Da pocht das Herz
Von Maximilian Schäffer
»Life of Chuck« ist ein dermaßen seltsamer Film, man muss wirklich überlegen, wo man bei dieser bizarren Aneinanderreihung aus Bibelweisheiten, Showtanzeinlagen, CGI-Effekten und Endzeitgrusel anfangen soll, sich aufzuregen. Nicht, weil Seltsamkeit ein negatives Kriterium wäre, im Gegenteil: Das Bizarre sorgt etwa bei David Lynch, Alejandro Jodorowsky, Lars von Trier oder David Cronenberg für nachhaltigste Momente. »Life of Chuck« hingegen vergisst man gleich wieder. Horrorfilmregisseur Mike Flanagan hangelt sich an Stephen Kings gleichnamiger Novelle von 2020 entlang vor bis in die celestialen Sphären des Kitsches. Vermutlich absichtlich.
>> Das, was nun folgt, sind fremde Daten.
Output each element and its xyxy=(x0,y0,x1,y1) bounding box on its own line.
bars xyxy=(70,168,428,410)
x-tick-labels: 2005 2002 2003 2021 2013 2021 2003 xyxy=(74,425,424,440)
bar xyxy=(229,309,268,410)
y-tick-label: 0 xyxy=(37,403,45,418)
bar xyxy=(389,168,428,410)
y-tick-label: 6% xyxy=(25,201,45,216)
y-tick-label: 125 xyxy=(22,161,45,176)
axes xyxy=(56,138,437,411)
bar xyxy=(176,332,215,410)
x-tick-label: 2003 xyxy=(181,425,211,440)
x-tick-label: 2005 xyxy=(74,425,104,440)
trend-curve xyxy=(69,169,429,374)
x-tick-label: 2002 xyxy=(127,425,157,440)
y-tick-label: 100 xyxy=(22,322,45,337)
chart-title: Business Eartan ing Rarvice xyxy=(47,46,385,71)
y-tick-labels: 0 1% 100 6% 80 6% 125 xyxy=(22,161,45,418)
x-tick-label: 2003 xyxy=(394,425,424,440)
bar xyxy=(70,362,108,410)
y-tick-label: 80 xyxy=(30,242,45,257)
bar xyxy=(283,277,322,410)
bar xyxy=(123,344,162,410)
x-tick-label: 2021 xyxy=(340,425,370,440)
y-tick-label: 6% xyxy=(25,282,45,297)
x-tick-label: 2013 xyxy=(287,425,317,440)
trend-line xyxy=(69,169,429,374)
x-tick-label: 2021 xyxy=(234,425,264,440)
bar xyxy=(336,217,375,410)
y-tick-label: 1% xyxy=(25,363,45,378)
Existentiell wird sinniert über das sehr gewöhnliche Leben des krebskranken Charles »Chuck« Krantz, um dessen eine kleine Welt sich die große dreht. Wie gewohnt – im US-amerikanischen Kino gibt es keinen wichtigeren Dichter – wird Walt Whitman zitiert: »Do I contradict myself? / Very well then I contradict myself / I am large, I contain multitudes.« Jeder Mensch, noch der kleinste Bürger, ist groß und komplex, jedes Leben wertvoll und schön – das Wort zum Sonntag. Rückwärts erzählt, erfahren wir in drei Episoden, was menschlich ist: Liebe, Arbeit, Tod, Enttäuschungen, Entbehrungen. Tom Hiddleston spielt die Hauptfigur, allerdings taucht sie erst in der zweiten Geschichte auf.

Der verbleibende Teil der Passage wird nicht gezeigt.